The Night Circus
As one of you observed in the comments recently, I’ve been in need of a really good book. And as I read that comment, I had just finished a really good one. In fact, I stretched out my reading of the book because it was so wonderful I didn’t want to finish too fast. The book is Erin Morgenstern’s novel The Night Circus.
Everything about this book was special, from the moment I won it in a giveaway at The Book Journey to the day it arrived gift-wrapped in black and white striped tissue paper with a red ribbon and I opened it up to find an epigraph by Oscar Wilde: “A dreamer is one who can only find his way by moonlight, and his punishment is that he sees the dawn before the rest of the world.” That seems to me the perfect way to introduce the fragility and splendor created in this novel.
Olivia Laing, in The Guardian, says the novel suffers from an “excess of kittens,” which as bloggers know, is quite impossible–and besides, it leads to the evocative chapter title “Ailuromancy.” Nothing about this novel seemed excessive to me, at least on first reading. If all the food is sugary, it’s because that’s how dreams are, from the dinners in Hook to the madeleine in Remembrance of Things Past. If the physical culmination of the love affair is more implied than described, that’s because we don’t need to see that much of the man behind the curtain.
As many previous reviewers have observed, the circus itself is the main character–there’s not a lot of plot or action in The Night Circus, nor are the characters particularly well developed. The magic of it is that even though the water is perfectly clear, you can’t see to the bottom.
The way the story is told is part of the charm, with lots of time spent on setting the scene and choosing just the right words to describe it.

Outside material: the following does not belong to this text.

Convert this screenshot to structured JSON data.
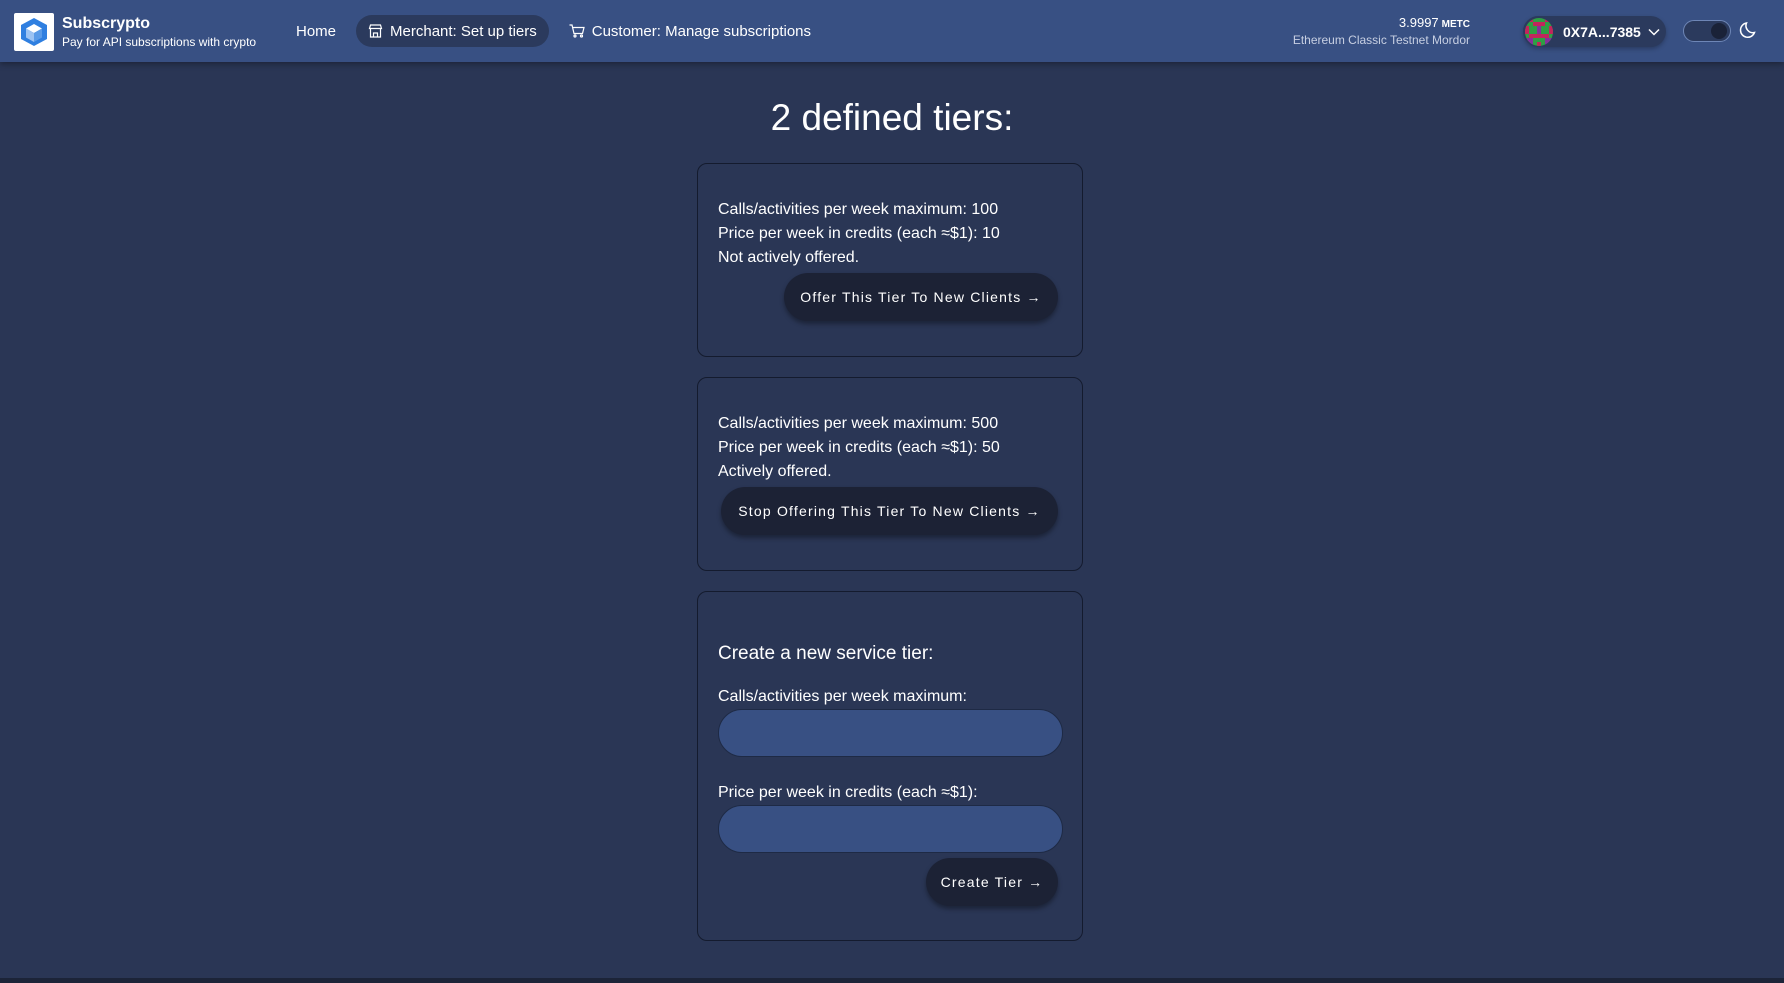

This is part of a description of the end of Halloween at the circus: “most people seek their fortunes early in the evening. The late of the night is suited for less cerebral pursuits. Earlier the querents filed in almost nonstop, but as October fades into November there is no one waiting in the vestibule.” The circus moves around without notice, so on a subsequent Halloween night, “children are dragged away with promises that they may return the next evening, although the circus will not be there the next evening and later those children will feel slighted and betrayed.”

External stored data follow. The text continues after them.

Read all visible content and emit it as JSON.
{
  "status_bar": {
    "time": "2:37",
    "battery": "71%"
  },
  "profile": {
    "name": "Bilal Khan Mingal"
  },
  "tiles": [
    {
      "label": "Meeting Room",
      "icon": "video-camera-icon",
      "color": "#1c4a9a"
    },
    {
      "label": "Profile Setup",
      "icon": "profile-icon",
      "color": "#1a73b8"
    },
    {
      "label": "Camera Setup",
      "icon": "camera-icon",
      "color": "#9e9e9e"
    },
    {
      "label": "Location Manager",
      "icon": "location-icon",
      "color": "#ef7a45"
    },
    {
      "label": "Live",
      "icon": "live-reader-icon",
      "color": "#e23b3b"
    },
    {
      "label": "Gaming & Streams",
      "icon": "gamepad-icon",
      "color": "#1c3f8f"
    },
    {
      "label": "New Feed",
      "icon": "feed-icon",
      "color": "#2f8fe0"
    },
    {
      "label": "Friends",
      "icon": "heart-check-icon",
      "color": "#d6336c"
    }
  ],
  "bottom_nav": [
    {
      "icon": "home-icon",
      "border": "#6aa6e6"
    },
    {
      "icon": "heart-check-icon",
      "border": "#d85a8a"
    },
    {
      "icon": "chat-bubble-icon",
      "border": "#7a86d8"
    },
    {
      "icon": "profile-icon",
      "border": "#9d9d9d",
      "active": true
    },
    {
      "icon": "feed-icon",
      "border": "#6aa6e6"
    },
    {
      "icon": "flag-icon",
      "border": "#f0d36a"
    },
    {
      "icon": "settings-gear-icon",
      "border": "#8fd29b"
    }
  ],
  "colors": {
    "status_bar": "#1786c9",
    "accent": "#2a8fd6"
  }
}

People who love books will love the description of what it’s like to live surrounded by them: “she ran out of space for her library some time ago, but instead of making the room larger she has opted to let the books become the room. Piles of them function as tables, others hang suspended from the ceiling.”
At one point, a character tries necromancy, but it doesn’t work: “I tried. I thought I might be able to fix it. I’ve known him so long. That maybe it would be like setting a clock to make it tick again. I knew exactly what was wrong but I couldn’t make it right.”
There is no hero who is born to make things right with the circus when they go wrong, but there is a volunteer, who is told “you’re in the right place at the right time, and you care enough to do what needs to be done.” I like to think that showing up and caring could be enough to make me the hero of a story, even though in this story “good and evil are a great deal more complex than a princess and a dragon, or a wolf and a scarlet-clad little girl. And is not the dragon the hero of his own story?” Even more, I like the self-conscious flourish of the ending: “you may tell a tale that takes up residence in someone’s soul, becomes their blood and self and purpose. That tale will move them and drive them and who knows what they might do because of it, because of your words.”
The circus has aficionados, or reveurs, “who see the details in the bigger picture of the circus….They are enthusiasts, devotees. Addicts. Something about the circus stirs their souls, and they ache for it when it is absent….They seek each other out, these people….when they depart, they shake hands and embrace like old friends, even if they have only just met, and as they go their separate ways they feel less alone than they had before.” This is how I feel when I meet people who regularly reread The Lord of the Rings, or Firefly fans, or book bloggers. And the best part is that “the circus knows of them, and appreciates them,” like when an author I adore sends me an advance copy of his next novel. In fact, Erin Morgenstern identifies some of the reviewers who have liked her novel as “reveurs” on her website. I am one. I hope to be one.